A Casa tutto bene è il quarto album di inediti del cantautore, il disco (registrato nella casa padronale di una vecchia masseria del 1100 e prodotto artisticamente da Taketo Gohara) è quello musicalmente più complesso della discografia di Brunori, un album che si muove metaforicamente sulla tratta aerea Lamezia-Milano, quella che Brunori ha percorso spesso durante la stesura dei brani.

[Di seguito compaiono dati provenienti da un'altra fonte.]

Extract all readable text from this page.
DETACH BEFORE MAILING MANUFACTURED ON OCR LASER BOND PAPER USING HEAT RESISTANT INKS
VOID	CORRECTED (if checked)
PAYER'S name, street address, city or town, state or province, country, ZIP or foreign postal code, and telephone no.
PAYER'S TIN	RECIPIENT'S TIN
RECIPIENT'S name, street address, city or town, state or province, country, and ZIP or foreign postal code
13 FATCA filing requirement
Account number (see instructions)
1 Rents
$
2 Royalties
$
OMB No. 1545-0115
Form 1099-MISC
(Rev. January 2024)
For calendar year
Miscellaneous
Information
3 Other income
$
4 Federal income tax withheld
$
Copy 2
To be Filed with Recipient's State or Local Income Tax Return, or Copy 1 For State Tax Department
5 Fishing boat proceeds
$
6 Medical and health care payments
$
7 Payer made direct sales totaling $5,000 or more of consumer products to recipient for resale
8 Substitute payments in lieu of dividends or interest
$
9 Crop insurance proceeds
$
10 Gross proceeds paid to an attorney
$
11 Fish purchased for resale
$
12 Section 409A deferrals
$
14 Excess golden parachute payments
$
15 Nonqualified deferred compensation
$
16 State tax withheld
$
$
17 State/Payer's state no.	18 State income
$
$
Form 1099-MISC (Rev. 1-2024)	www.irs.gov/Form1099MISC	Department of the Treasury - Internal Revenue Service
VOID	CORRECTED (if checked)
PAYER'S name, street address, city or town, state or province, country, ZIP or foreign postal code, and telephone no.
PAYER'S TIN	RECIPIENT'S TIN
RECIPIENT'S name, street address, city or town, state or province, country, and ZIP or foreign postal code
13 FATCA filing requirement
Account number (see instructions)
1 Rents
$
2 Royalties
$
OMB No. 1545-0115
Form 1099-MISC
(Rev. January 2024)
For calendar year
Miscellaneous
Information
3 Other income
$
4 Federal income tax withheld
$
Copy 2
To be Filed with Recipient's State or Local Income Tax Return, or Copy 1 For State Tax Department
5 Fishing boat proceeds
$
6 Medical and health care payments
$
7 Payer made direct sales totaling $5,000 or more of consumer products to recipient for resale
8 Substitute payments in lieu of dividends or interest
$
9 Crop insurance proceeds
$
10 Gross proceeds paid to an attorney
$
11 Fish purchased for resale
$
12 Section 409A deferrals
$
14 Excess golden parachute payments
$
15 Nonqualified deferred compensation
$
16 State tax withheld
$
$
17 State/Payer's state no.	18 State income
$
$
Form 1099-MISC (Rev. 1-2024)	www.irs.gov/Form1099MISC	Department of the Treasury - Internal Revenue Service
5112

Il mood risente così dell’influsso più ancestrale e sanguigno dei ritmi della Calabria, così come dei suoni più freddi e sintetici della metropoli.
I testi rispetto al passato, mettono da parte un po’ di ironia e poesia per diventare più sobri e, soprattutto, diretti.
I temi ricorrenti sono quelli dello “spaesamento” della generazione di mezzo, cresciuta con i grandi valori dei nonni e destinata a cercare una sua dimensione in assenza di riferimenti, canzoni che hanno a che fare con la necessitàdi affrontare le paure quotidiane e con la naturale e pericolosa tendenza dell’uomo contemporaneo a cercare riparo nella comfort zone casalinga, che spesso gli fa ignorare quello che accade fuori.

Dal 30 gennaio Brunori Sas inizierà una serie di incontri con gli studenti degli atenei italiani dal titolo All’universitàtutto bene.
Eccoli:

30 gennaio Università di Siena
1 febbraio Università di Cassino
2 febbraio Università di Ancona
3 febbraio Università di Camerino
6 febbraio Università di Cosenza
14 marzo Università di Padova

Ecco come il cantautore ha raccontato questo disco…

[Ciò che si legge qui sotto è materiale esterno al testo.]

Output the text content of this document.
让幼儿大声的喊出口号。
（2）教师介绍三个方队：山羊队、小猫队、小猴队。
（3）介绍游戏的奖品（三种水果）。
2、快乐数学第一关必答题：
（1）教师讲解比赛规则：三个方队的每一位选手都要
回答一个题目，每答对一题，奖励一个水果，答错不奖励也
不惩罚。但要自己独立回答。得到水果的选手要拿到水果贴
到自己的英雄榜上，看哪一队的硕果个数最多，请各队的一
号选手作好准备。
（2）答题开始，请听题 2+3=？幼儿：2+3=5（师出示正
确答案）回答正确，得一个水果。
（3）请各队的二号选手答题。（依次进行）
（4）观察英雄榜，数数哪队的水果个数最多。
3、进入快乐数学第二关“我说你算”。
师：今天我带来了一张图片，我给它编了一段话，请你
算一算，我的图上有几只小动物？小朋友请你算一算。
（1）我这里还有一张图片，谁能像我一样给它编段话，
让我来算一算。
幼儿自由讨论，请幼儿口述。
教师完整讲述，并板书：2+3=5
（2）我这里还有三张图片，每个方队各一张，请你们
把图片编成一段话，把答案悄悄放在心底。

Vivo stabilmente a San Fili, che è un piccolo paesino in provincia di Cosenza. Lontano dalle città, lontano dal giro degli artisti, lontano “dall’ambiente”. Il mio manager ha provato a rivendersi la cosa come scelta radical chic sulla riscoperta dei valori della provincia contadina. Fesserie. È vero, sì, che sto in collina, che dalla mia finestra posso ammirare un panorama strepitoso, che non ho problemi di parcheggio e ansie metropolitane, ma di certo non faccio l’orto, non gioco a carte con i vecchietti del paese, non produco vino e non faccio lunghe passeggiate fra gli alberi di castagno. Semplicemente sto a casa e ci sto bene. Tolti i soggiorni a Milano e i giretti che faccio per mestiere, meno una vita normale e anche un po’ noiosa… La casa di cui parlo è la mia comfort zone, il mondo che conosco e in cui mi riconosco. La casa di cui parlo è tutto ciò che mi fa star bene perché non mi mette in discussione. La casa di cui parlo è quella che mi tiene al riparo da quel che accade fuori. A casa tutto bene nasce così dall’attrito fra la necessità di uscire di casa e la naturale tendenza al rifugio domestico…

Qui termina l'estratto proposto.